Stehr also covered several inaugurations of U.S. presidents and presidential funerals.
Asked to identify his most challenging assignments, Stehr referred to Hoosiers whom he interviewed on “the worst day in their lives”: People devastated by tornadoes, floods and other natural disasters.
His colleagues said that Stehr’s sincerity and warmth helped distraught interview subjects open up. Wright, who subsequently became the chief meteorologist at WTTV CBS4, a competitor to WTHR, also emphasized that, in addition to anchoring and interviewing, Stehr “was integral in shaping the content and writing copy” for the evening newscasts.
Stehr’s honors include the Silver Circle award from the Lower Great Lakes chapter of the National Association of Television Arts and Sciences and induction into the Indiana Broadcast Pioneers Hall of Fame.

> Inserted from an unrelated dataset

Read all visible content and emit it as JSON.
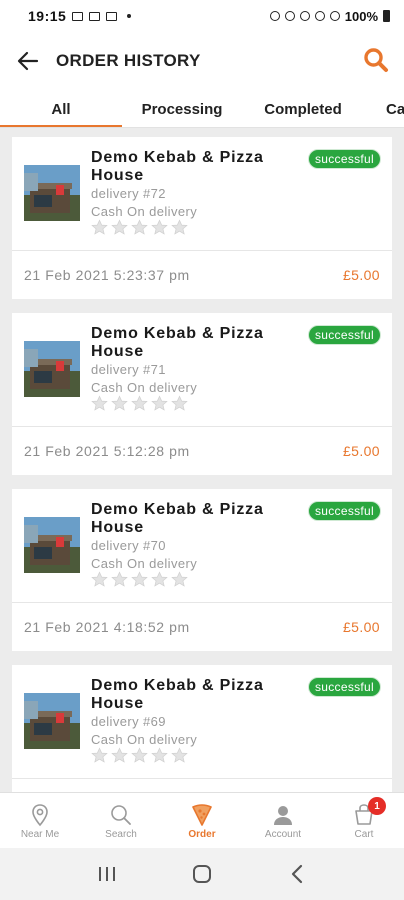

Although Stehr shifted from national network posts to anchoring a local newscast to establish a stable base for his home life, he was on the road with WTHR to cover Democratic and Republican national conventions, two Olympics and the aftermath of the 9-11 tragedy.
When he retired in 2019, Stehr said he did not intend to seek political office. He planned to dedicate his time to community service (he served as president of Zionsville’s parks and recreation board) and to his family. Stehr and his wife, Amy, are the parents of Morgan, Connor, Jeanie, Riley and Meredith. His eldest son, Jared, died at age 4 from congenital heart and lung issues.
The campaign for mayor, where, running as a Republican, Stehr was unopposed in the general election, happened because he felt there were communication problems with previous officials in the Boone County city, which has a population of about 33,000. “My goal is to put Zionsville in a position to flourish,” he said.
He plans to run for re-election in 2027 but emphasized that he has no higher political ambitions.
“I will never run for anything else. I see what I’m doing now as a return to public service that was always on my mind during my career in journalism.”